London’s Burning, continued

Evelyn was wrong, of course.

Within days, everyone from the King down to the poorest tradesmen were keen to get the city up and running again. The King needed the customs revenue generated by the Port of London. The merchants, financiers and shipowners whose capital was tied up in trade wanted to get the Port operating again. Ordinary tradesmen and shopkeepers needed to be working again too. As soon as possible, people were out on the streets, clearing debris and rubble, trying to identify the boundaries of their tenements in order to begin the process of rebuilding.

Men such as Evelyn and Wren devised plans to do away with the old narrow streets and alleys and lay out an entirely new street plan based on wide, straight boulevards. The plans were admired but not carried out; it would have taken too long and cost too much.


Steps were taken to try to prevent a repeat of the fire. Under the 1667 and 1670 London Building Acts, streets were to be widened. The narrowest lanes were to be at least sixteen feet wide. Buildings were to be of brick and overhanging jetties and bow windows were banned. Many of the houses built under these new regulations survive around the outskirts of the City today.


Disputes arose between landlords and leaseholders as to who was to meet the cost of rebuilding. Most leases contained clauses requiring the tenant to keep the property in good repair, but of course no-one had anticipated such catastrophic destruction. In January 1667 Parliament passed an act to set up a Fire Court to arbitrate and adjudicate on disputes between landlords and tenants. Landlords were encouraged to extend leases and/or reduce rents, to give tenants an incentive to rebuild. Tenants who would not, or could not, rebuild were required to surrender their leases.

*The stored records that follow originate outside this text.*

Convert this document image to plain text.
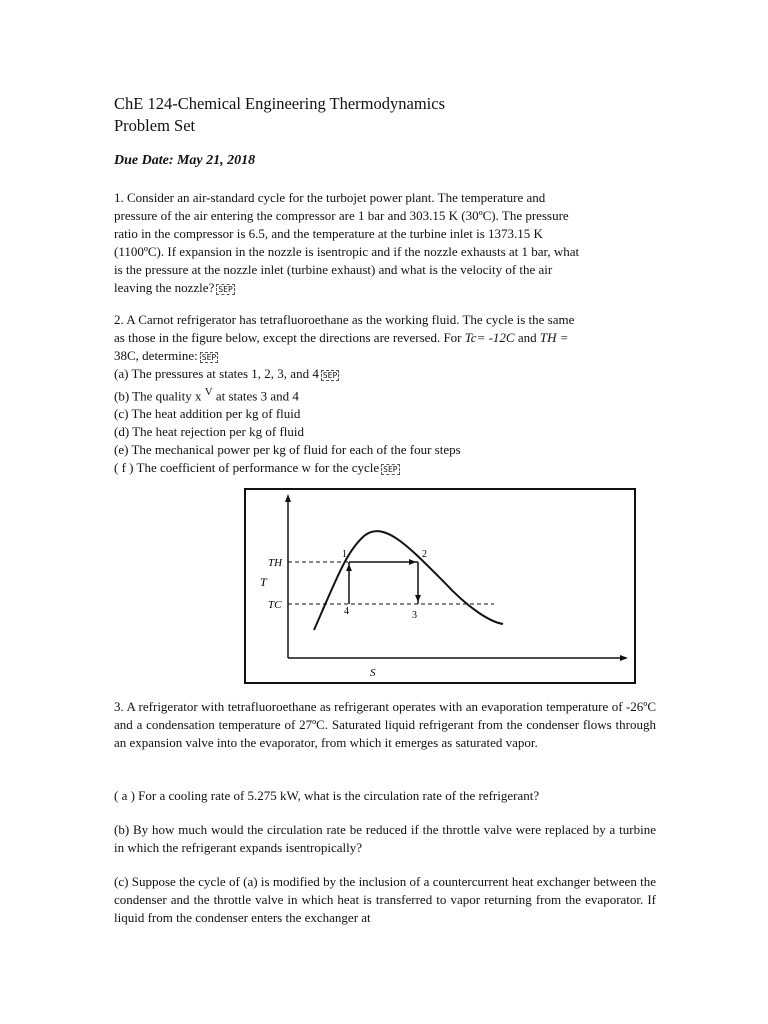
ChE 124-Chemical Engineering Thermodynamics
Problem Set
Due Date: May 21, 2018
1. Consider an air-standard cycle for the turbojet power plant. The temperature and
pressure of the air entering the compressor are 1 bar and 303.15 K (30ºC). The pressure
ratio in the compressor is 6.5, and the temperature at the turbine inlet is 1373.15 K
(1100ºC). If expansion in the nozzle is isentropic and if the nozzle exhausts at 1 bar, what
is the pressure at the nozzle inlet (turbine exhaust) and what is the velocity of the air
leaving the nozzle? SEP
2. A Carnot refrigerator has tetrafluoroethane as the working fluid. The cycle is the same
as those in the figure below, except the directions are reversed. For Tc= -12C and TH =
38C, determine: SEP
(a) The pressures at states 1, 2, 3, and 4 SEP
(b) The quality x $^V$ at states 3 and 4
(c) The heat addition per kg of fluid
(d) The heat rejection per kg of fluid
(e) The mechanical power per kg of fluid for each of the four steps
( f ) The coefficient of performance w for the cycle SEP
T
S
TH
TC
1	2
3
4
3. A refrigerator with tetrafluoroethane as refrigerant operates with an evaporation temperature of -26ºC and a condensation temperature of 27ºC. Saturated liquid refrigerant from the condenser flows through an expansion valve into the evaporator, from which it emerges as saturated vapor.
( a ) For a cooling rate of 5.275 kW, what is the circulation rate of the refrigerant?
(b) By how much would the circulation rate be reduced if the throttle valve were replaced by a turbine in which the refrigerant expands isentropically?
(c) Suppose the cycle of (a) is modified by the inclusion of a countercurrent heat exchanger between the condenser and the throttle valve in which heat is transferred to vapor returning from the evaporator. If liquid from the condenser enters the exchanger at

The Fire Court dealt with all types of property, from mansions to sheds,  including wharves, warehouses, inns, rows of shops and cottages.

Richard Hickman, citizen and draper, who occupied a messuage in Abchurch Lane, argued that the property would lose a foot and half at the front due to road widening, and would be deprived of further floorspace because of the ban on jetties.

Two men, Richard Hackett and Richard Hawkins, seem to have been what would now be regarded as unscrupulous property developers. They appear to have been trying to force out tenants of two very small messuages, Richard Blaney and Ann Wilmore, so they could throw the two plots together and build a bigger property. Mr Jenner, the lawyer representing the tenants, told the court the two men ‘had used much industry to gaine the possession of the ground to promote their said designes’. The court found in favour of the tenants.

There was obviously a great deal of work for the lawyers; Mr Jenner appeared frequetly, as did a Mr Sturges.

While the affairs of private landlords and tenants were  dealt with, the rebuilding of public and official buildings also proceeded; the Guildhall, the halls of the City Livery Companies, and the churches. It was recognised that there had been too many churches in the city, so 51 new churches were to replace the 86 that had been destroyed.  Christopher Wren was put in overall charge of the rebuilding; some individual designs may have been carried out by men working under him.


Some of Wren’s City churches were demolished in the nineteenth century, as they became redundant and the land was needed for other purposes.  Others were destroyed during the Second World War. Of those that survive, most had to be extensively rebuilt after the War. About half of Wren’s churches survive today.

And above all, of course, there is St Paul’s.